The MoJ figures show that, in the week after Shapps’ letter and before a subsequent order to halt installations by Ofgem, 6,360 warrants requested by energy suppliers were granted.

Suppliers abruptly stopped the practice of forced installations this week after demands by Shapps and Ofgem. The regulator acted after the Times revealed that a debt agent working for British Gas ignored customers’ vulnerabilities to break into homes and fit meters.

On Sunday, Grant Shapps accused Ofgem of “having the wool pulled over their eyes” by energy company bosses. He has given companies a deadline of Tuesday to report back on what action they will take to help customers who may have had prepayment meters wrongfully installed in their homes – including compensation.

Labour shadow climate change secretary, Ed Miliband, said: “Grant Shapps is the do-nothing business secretary, who has sat on his hands in the face of the scandal of forced installation of prepayment meters, and simultaneously waves through energy companies making record profits at the expense of the British people.

“Thousands more families have had warrants issued for the forced installation of prepayment meters since Grant Shapps refused to act weeks ago.

“Now, even after the scandal at British Gas and the millions disconnected by the back door, he still won’t adopt Labour’s call for a total and ongoing ban on the forced installation of prepayment meters until there is wholesale reform of a discredited, rotten and callous system.”

Ofgem has said that enforcing an outright ban on forced installations would require a change in the law.

The watchdog is examining how to remove the cost-difference between prepay customers and those on direct debits, and considering how a social tariff to support low-income households could be introduced.

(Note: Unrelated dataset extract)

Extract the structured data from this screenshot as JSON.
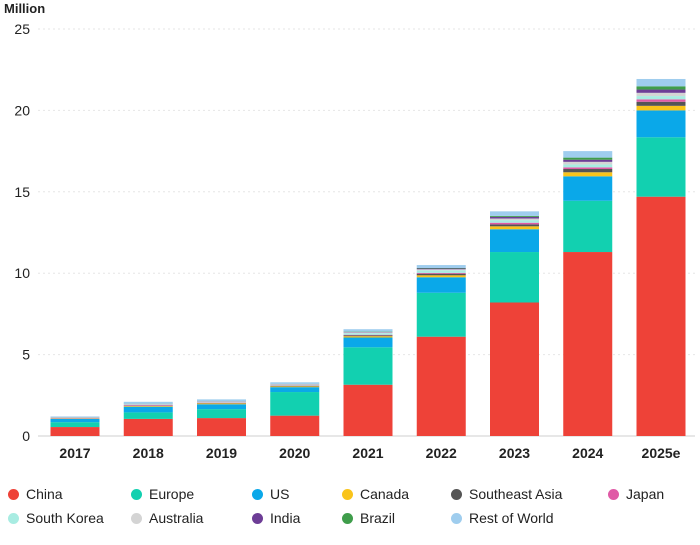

A spokesperson for the Department for Business, Energy and Industrial Strategy denied Shapps had not moved quickly enough and said “the business secretary has today asked suppliers to urgently write to him on what action they plan to take where they have wrongfully installed prepayment meters in the homes of vulnerable customers. He has also told the industry regulator, Ofgem, to toughen up on energy suppliers and investigate the customers’ experience of how their supplier is performing.

“This follows the launch last month of a wider crackdown on the mistreatment of vulnerable customers, where he called on suppliers to voluntarily stop the practice of forced prepayment switching as the answer to households struggling to pay bills and make greater effort to help the most vulnerable.”